Et dans ce contexte, récemment, la mesure de l’inflation que la Fed privilégie a été allégée en avril. J’aimerais savoir ce que vous en pensez. Croyez-vous que cela indique que l’inflation a atteint un sommet aux États-Unis?
Je pense que les données sur l’inflation d’avril ont été encourageantes, compte tenu de la situation actuelle. Les mesures de l’indice global et les mesures de base ont été assouplies, comparativement au mois dernier, et certains des principaux facteurs qui ont contribué au rendement ces derniers mois, comme l’énergie, se sont aussi beaucoup atténués. Mais je tiens à souligner qu’un point de données n’est pas une tendance. Je pense qu’on doit tous surveiller les prochains mois avant de déclarer que le sommet de l’inflation est derrière nous.
En fin de compte, quelles sont vos perspectives quant à un atterrissage en douceur de la Fed pour l’économie américaine?
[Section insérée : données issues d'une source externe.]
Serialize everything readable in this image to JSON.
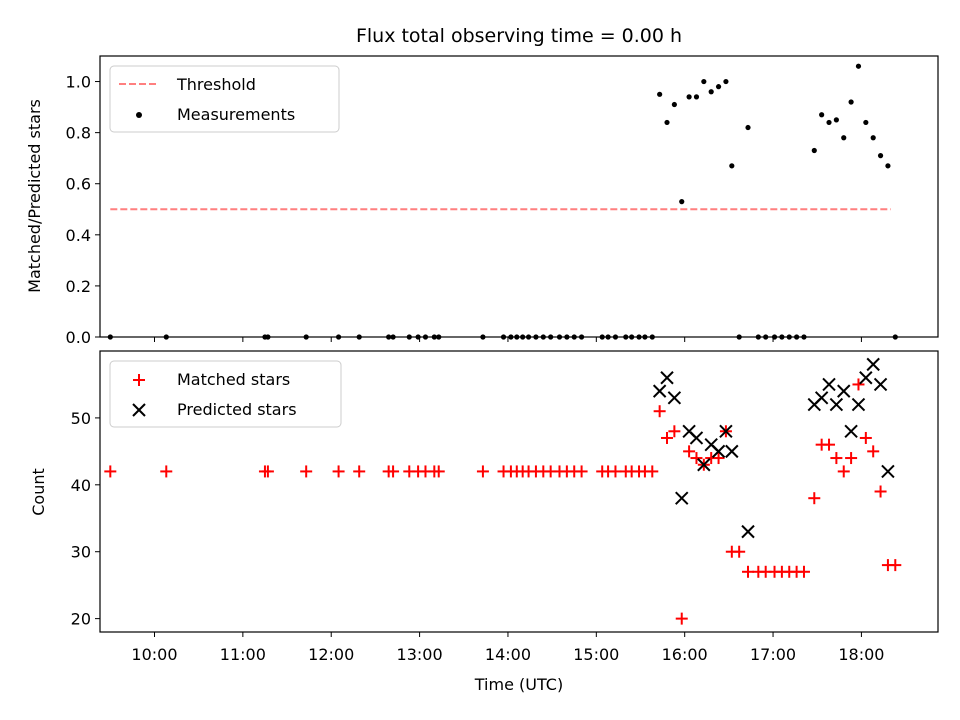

En fin de compte, peu importe l’angle sous lequel on aborde la question, ça va être difficile, et la Réserve fédérale a certainement beaucoup de pain sur la planche. Mais tant qu’on ne se convainc pas tous que l’inflation élevée est là pour rester éternellement, ma conclusion est que ces difficultés-là sont gérables, et que la Fed a pris les mesures nécessaires jusqu’à présent pour corriger la situation.
Vikram, merci beaucoup de vous être joint à nous. Merci beaucoup, Anthony. Ça a été un plaisir d’être ici.